Argelia continúa dando señales de seriedad en la Copa Africana de Naciones de Marruecos bajo Vladimir Petkovic. Tras tres victorias en el grupo, la selección se afianza rumbo a octavos, destacando la irrupción de Ibrahim Maza, joven promesa de 20 años.
Argelia se ha ganado una reputación de equipo serio en la Copa Africana de Naciones que se disputa en Marruecos, sostenida por el trabajo del entrenador Vladimir Petkovic, un técnico con una trayectoria en el fútbol europeo que llevó a Suiza a la fase final del Mundial de Rusia 2018 y que hoy dirige a una selección que combina talento con un perfil europeo y una disciplina férrea.
En esta edición, los Zorros del Desierto han mostrado continuidad: ganaron los tres encuentros de su grupo y aseguraron su pase a los octavos de final con autoridad.
Después de derrotar a Sudán y Burkina Faso, el choque decisivo frente a Guinea Ecuatorial llegó con la tranquilidad de saberse ya instalados entre los mejores de su llave.
Petkovic, fiel a su idea de rotar sin perder la esencia del equipo, dejó algunos habituales en la banca, pero la intensidad de sus jugadores fue suficiente para liquidar el partido en la primera mitad.
Con un 3-0 que dejó el resto del encuentro a modo de gestión, Argelia cerró la clasificación sin sobresaltos y se llevó el marcador a su antojo para el cierre del encuentro.
Entre las notas destacadas emergió Ibrahim Maza, la joya de 20 años nacida en Berlín pero con raíces argelinas, que viste la camiseta del Bayer Leverkusen y cuyo valor de mercado se sitúa aproximadamente en 25 millones de euros.
Aunque su equipo no dependió de figuras consagradas como Riyad Mahrez, el joven delantero/mediapunta se erigió como la referencia ofensiva, mostrando desborde, visión y un olfato golero que invita a soñar con una generación que puede sostener el rendimiento del equipo.
En un contexto donde la cantera empieza a responder a la altura de las exigencias, Maza ha sido un ejemplo claro de esa transición que busca Petkovic para consolidar un proyecto a medio plazo.
El encuentro, disputado en el estadio Moulay El Hassan, en Rabat, tuvo eco no solo en el marcador sino en la lectura táctica. Guinea Ecuatorial luchó hasta donde pudo, pero no encontró fórmulas para frenar el ritmo argelino. El desarrollo del partido dejó como enseñanza que el equipo puede combinar presión alta, organización defensiva y movimientos tácticos que descolocan a rivales con menor rodaje.
En los minutos finales, con el partido encaminado, el rival intentó aportar algo de emoción, pero la defensa argelina se mostró sólida y la responsable de la tranquilidad fue, en gran medida, la dirección de Petkovic.
Con este resultado, Argelia avanzará a los octavos de final y se medirá ante la República Democrática del Congo, que terminó segunda en el Grupo D.
Si se da la lógica, el cruce podría abrirse a un potencial choque de titanes frente a Nigeria en cuartos, y de haber superado esa instancia, la ruta podría dirigirse hacia Marruecos en semifinales, con la posibilidad de verse las caras frente a potentes combinados como Senegal, Egipto o Costa de Marfil.
Aun así, el torneo siempre reserva sorpresas y nada está escrito.

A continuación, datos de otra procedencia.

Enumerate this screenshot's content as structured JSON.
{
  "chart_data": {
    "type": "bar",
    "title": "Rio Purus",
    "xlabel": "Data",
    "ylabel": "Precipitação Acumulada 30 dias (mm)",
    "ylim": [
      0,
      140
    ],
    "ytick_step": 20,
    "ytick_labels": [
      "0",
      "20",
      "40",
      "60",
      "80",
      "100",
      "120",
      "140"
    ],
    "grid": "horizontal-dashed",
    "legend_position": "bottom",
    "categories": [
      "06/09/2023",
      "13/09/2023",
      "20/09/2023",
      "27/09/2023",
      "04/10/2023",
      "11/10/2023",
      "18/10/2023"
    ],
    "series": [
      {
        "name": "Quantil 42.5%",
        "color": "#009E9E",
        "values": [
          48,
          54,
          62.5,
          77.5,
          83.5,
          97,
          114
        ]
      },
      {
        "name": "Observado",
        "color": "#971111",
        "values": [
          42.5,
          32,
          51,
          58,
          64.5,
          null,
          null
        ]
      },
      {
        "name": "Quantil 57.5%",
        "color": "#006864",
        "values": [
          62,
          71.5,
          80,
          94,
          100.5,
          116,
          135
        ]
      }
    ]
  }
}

Mientras tanto, en el panorama global, figuras del fútbol europeo observan con interés el avance de Argelia: incluso Lionel Scaloni, campeón del mundo con Argentina, ha seguido con atención el desarrollo de este equipo, una muestra más de cómo el CAN puede convertirse en un escaparate de talento y de promesas para el fútbol mundial.
En definitiva, el tramo decisivo de la competición se presenta prometedor para Argelia, que busca consolidar una identidad que combine rigor, juventud y experiencia para sostener un ciclo competitivo que trascienda la presente edición.